The hospitals, meanwhile, have run their own numbers. They can stomach the budget’s 10 percent Medicaid provider rate cut, which they estimate would cost them a combined $410 million a year. But they say they’ll struggle to stay in the black if they lose any of their federal UPL, which was distributed to 281 Texas hospitals, roughly half of them public, in the last fiscal year.

“In essence, the state is solving their budget problem at the expense of local communities,” said John Hawkins, senior vice president with the Texas Hospital Association. “We know we’re going to have to take some rate cuts. We know we’re going to see some level of managed care expansion. It’s the right thing to do. But at the end of the day, we need to hold hospitals harmless on UPL payments.”

Lawmakers say they’re working on ways to preserve these federal dollars, possibly by having local governments pool their own money to secure a federal match — one that would get funneled through managed care providers to hospitals.

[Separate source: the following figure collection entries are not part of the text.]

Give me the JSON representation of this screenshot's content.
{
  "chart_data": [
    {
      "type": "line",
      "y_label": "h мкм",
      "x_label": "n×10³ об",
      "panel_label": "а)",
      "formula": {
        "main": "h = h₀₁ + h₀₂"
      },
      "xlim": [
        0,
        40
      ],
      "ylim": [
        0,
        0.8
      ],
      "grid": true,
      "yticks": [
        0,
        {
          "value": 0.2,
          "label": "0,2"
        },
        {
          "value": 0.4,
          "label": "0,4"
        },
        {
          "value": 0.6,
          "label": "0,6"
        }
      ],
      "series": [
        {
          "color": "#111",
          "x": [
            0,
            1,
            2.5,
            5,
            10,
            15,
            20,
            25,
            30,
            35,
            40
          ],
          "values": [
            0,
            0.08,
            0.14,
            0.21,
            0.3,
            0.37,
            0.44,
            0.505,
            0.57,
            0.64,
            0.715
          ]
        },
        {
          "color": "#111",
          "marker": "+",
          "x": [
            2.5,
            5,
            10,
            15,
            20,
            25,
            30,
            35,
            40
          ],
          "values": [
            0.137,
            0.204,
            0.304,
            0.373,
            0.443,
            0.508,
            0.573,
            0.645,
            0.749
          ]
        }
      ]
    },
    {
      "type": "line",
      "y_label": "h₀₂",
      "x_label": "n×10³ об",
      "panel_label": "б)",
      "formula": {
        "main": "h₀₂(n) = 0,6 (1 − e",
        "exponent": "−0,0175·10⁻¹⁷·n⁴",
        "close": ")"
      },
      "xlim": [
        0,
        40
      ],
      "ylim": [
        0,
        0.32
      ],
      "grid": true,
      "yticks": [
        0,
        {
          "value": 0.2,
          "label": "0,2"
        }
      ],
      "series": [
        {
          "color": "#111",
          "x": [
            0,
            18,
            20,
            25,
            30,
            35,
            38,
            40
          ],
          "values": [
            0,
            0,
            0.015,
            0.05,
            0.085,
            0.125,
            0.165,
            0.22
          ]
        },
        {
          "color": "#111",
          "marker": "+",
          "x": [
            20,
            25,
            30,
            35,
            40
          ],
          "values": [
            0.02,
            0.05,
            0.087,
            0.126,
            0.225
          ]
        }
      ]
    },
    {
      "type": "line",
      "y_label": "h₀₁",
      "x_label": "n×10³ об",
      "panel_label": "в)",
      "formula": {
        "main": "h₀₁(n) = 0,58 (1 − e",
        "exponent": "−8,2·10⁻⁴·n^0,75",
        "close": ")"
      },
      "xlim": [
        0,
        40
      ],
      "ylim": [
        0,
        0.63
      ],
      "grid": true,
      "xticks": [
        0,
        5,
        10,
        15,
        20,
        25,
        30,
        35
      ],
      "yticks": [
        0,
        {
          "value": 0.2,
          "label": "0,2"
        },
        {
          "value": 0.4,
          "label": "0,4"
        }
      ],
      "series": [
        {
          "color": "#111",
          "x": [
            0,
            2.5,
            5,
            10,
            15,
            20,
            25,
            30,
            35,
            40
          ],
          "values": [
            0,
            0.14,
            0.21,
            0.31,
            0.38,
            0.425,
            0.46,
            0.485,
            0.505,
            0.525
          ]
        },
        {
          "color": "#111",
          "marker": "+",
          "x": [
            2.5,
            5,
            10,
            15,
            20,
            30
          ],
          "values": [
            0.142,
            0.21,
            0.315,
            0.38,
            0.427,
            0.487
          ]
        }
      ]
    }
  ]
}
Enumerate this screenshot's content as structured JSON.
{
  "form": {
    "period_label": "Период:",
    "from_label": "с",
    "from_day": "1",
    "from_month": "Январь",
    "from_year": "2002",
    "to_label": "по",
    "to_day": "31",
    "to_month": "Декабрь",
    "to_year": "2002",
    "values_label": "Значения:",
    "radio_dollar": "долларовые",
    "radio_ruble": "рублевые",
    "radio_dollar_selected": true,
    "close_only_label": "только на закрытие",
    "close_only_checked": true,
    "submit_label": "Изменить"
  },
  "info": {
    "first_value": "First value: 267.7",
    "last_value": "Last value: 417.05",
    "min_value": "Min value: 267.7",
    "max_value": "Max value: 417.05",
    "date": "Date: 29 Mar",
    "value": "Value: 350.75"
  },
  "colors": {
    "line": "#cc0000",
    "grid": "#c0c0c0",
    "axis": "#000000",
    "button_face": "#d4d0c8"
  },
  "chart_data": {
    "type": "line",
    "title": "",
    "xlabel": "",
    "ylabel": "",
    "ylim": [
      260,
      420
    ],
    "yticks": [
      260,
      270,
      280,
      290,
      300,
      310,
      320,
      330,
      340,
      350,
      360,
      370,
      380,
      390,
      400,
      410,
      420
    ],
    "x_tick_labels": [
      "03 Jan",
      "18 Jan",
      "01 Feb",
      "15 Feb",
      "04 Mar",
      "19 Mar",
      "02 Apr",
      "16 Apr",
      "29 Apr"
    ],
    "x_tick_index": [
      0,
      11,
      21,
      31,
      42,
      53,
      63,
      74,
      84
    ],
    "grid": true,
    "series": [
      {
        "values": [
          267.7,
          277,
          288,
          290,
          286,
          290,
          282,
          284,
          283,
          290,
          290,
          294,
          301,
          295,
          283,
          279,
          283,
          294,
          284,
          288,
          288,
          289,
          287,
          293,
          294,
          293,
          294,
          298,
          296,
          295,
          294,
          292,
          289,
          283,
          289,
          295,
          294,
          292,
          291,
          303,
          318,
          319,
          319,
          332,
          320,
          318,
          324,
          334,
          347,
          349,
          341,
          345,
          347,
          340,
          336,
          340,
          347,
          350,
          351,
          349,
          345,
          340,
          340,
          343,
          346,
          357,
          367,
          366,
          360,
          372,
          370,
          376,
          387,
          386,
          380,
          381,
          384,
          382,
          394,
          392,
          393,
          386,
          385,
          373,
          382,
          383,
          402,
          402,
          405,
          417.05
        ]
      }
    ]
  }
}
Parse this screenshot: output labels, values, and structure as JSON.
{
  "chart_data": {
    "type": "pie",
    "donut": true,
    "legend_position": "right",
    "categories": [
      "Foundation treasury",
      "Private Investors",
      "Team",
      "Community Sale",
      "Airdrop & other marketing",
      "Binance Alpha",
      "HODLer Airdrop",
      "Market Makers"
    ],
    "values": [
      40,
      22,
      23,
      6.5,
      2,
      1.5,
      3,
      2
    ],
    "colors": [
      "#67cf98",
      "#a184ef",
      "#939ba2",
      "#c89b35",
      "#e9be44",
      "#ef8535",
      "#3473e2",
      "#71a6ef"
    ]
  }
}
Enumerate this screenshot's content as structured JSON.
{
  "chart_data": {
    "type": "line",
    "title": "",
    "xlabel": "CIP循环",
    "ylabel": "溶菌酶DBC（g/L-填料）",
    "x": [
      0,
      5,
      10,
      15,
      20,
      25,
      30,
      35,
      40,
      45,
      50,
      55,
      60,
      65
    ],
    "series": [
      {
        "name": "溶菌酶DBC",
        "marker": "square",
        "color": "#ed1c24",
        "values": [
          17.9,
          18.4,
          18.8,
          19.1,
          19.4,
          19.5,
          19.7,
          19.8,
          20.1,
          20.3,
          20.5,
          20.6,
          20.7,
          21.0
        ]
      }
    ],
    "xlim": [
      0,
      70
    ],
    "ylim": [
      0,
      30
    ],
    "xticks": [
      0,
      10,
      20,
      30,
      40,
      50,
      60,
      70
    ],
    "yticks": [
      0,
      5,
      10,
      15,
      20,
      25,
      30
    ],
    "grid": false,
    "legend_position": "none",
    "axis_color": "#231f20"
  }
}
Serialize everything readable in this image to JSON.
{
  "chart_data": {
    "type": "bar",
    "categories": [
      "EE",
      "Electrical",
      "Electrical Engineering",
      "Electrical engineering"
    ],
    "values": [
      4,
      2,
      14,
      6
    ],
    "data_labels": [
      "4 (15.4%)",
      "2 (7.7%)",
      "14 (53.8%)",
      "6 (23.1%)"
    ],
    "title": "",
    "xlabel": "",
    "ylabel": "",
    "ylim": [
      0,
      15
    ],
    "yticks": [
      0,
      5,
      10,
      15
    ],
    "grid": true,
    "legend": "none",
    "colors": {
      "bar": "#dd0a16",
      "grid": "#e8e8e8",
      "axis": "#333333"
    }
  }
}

But whether local governments would buy into such a plan is uncertain, hospitals say. It could also be tough to sustain the same level of funding, added state Rep. John Zerwas, R-Simonton — and there’s already a dearth of trust between hospitals and managed care organizations.

“The UPL funds that come to some of these hospitals, hospitals that are providing a very important safety net, is the difference between being in the black and being in the red,” Zerwas said. “These are legitimate concerns.”

Hospitals were already expecting UPL dollars to drop, because recent federal funding has been augmented by stimulus dollars. With the advent of federal health reform, and the theory that far more Texans will soon be coming onto Medicaid or private health insurance rolls, they’re also expecting to lose out on other federal funding tied to serving indigent patients. 

“We have an obligation to reduce the overall cost of care for really all of the populations we serve,” Seton’s Barnett said. “If we reduce the amount of federal funds available to us to help do the kinds of things we need to do to change, it’s going to be more difficult for us to be successful in redesigning the delivery system.”